Sidoarjo – Bandara Internasional Juanda Surabaya melakukan pemusnahan terhadap sejumlah barang berbahaya milik calon penumpang pada Kamis (29/8). Barang-barang berbahaya tersebut adalah hasil sitaan dari para penumpang selama kurun waktu 10 bulan, yakni sejak Maret-Desember 2018. Pihak Bandara Juanda sengaja menyita barang-barang itu karena dianggap berpotensi mengancam keselamatan penerbangan.
Menurut Airport Security Senior Manager, Mashabi, pemusnahan barang-barang berbahaya untuk penerbangan itu juga wujud dari komitmen pihak manajemen untuk dapat memastikan bahwa aktivitas penerbangan di Bandara Juanda senantiasa aman, nyaman, dan mengutamakan keselamatan. “Sebagai bandara dengan lalu lintas yang cukup tinggi di Jawa Timur, tentunya aspek keamanan dan keselamatan menjadi prioritas bagi penyelenggaraan operasional di Bandar Udara Internasional Juanda,” tutur Mashabi.
“Pemusnahan ini sesuai amanah Peraturan Menteri Perhubungan Nomor 80 Tahun 2017 Tentang Program Keamanan Penerbangan Nasional.
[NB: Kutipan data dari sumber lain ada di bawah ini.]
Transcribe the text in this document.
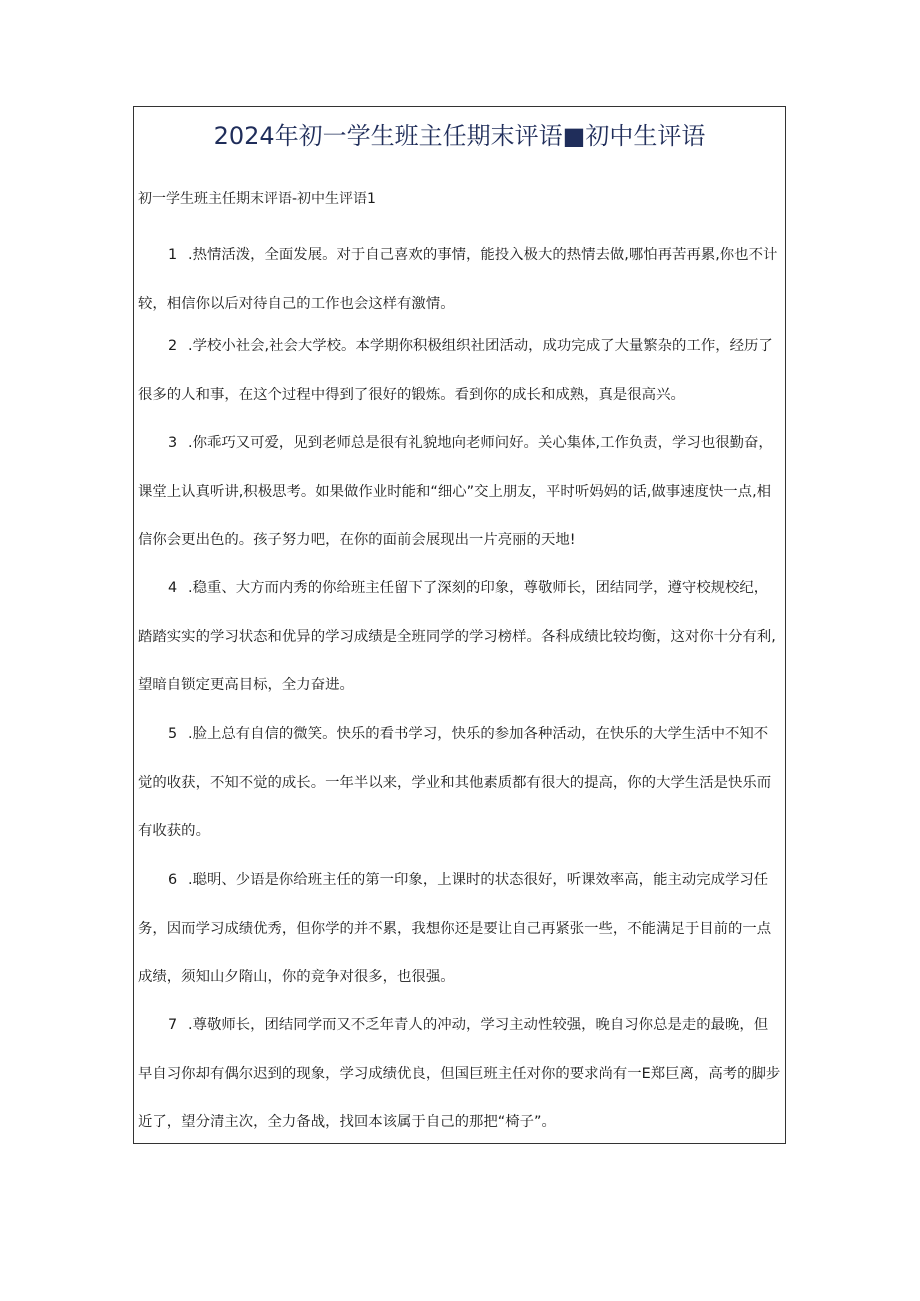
2024年初一学生班主任期末评语■初中生评语
初一学生班主任期末评语-初中生评语1
1 .热情活泼，全面发展。对于自己喜欢的事情，能投入极大的热情去做,哪怕再苦再累,你也不计
较，相信你以后对待自己的工作也会这样有激情。
2 .学校小社会,社会大学校。本学期你积极组织社团活动，成功完成了大量繁杂的工作，经历了
很多的人和事，在这个过程中得到了很好的锻炼。看到你的成长和成熟，真是很高兴。
3 .你乖巧又可爱，见到老师总是很有礼貌地向老师问好。关心集体,工作负责，学习也很勤奋，
课堂上认真听讲,积极思考。如果做作业时能和“细心”交上朋友，平时听妈妈的话,做事速度快一点,相
信你会更出色的。孩子努力吧，在你的面前会展现出一片亮丽的天地!
4 .稳重、大方而内秀的你给班主任留下了深刻的印象，尊敬师长，团结同学，遵守校规校纪，
踏踏实实的学习状态和优异的学习成绩是全班同学的学习榜样。各科成绩比较均衡，这对你十分有利,
望暗自锁定更高目标，全力奋进。
5 .脸上总有自信的微笑。快乐的看书学习，快乐的参加各种活动，在快乐的大学生活中不知不
觉的收获，不知不觉的成长。一年半以来，学业和其他素质都有很大的提高，你的大学生活是快乐而
有收获的。
6 .聪明、少语是你给班主任的第一印象，上课时的状态很好，听课效率高，能主动完成学习任
务，因而学习成绩优秀，但你学的并不累，我想你还是要让自己再紧张一些，不能满足于目前的一点
成绩，须知山夕隋山，你的竞争对很多，也很强。
7 .尊敬师长，团结同学而又不乏年青人的冲动，学习主动性较强，晚自习你总是走的最晚，但
早自习你却有偶尔迟到的现象，学习成绩优良，但国巨班主任对你的要求尚有一E郑巨离，高考的脚步
近了，望分清主次，全力备战，找回本该属于自己的那把“椅子”。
Dimana barang penumpang yang teridentifikasi dan tergolong dalam barang bawaan yang dilarang dibawa dalam penerbangan harus ditahan atau disita oleh personel keamanan bandar udara yang selanjutnya diproses sesuai ketentuan yang berlaku,” sambung Mashabi.
Lebih lanjut Mashabi menuturkan, barang-barang yang tergolong berbahaya bagi penerbangan tersebut ada bermacam-macam, misalnya saja power bank, pupuk cair, air radiator, sampai korek api. “Untuk periode pertama ini power bank sebanyak 5.706 buah akan dimusnahkan terlebih dahulu. Sedangkan korek api sebanyak 7 buah kardus dan barang berbahaya lainnya sebanyak 166 buah akan disimpan sementara dalam Tempat Pembuangan Sementara (TPS) Limbah B3 Bandara Juanda untuk dimusnahkan pada periode kedua,” ungkapnya.
Sementara itu, barang berbahaya yang termasuk dalam kategori Limbah Bahan Berbahaya dan Beracun (B3) tidak bisa dilakukan secara langsung, dan sejalan dengan diterapkannya program lingkungan dalam pengelolaan limbah B3. “Dalam hal ini PT Angkasa Pura I Kantor cabang Bandar Udara Internasional Juanda Surabaya bekerjasama dengan PT Prasadha Pamunah Limbah Industri (PPLi) yang ditunjuk sebagai pemenang lelang pekerjaan jasa pengelolaan prohibited items yang masuk dalam kategori limbah B3,” tutur Mashabi.
Penumpang sendiri pada dasarnya diizinkan membawa power bank dalam pesawat. Namun harus disimpan dalam bagasi kabin dan bukan sebagai bagasi tercatat. “Sedangkan power bank yang dapat dibawa masuk ke dalam pesawat udara adalah power bank yang berkapasitas kurang dari 20.000 mAh,” tutupnya.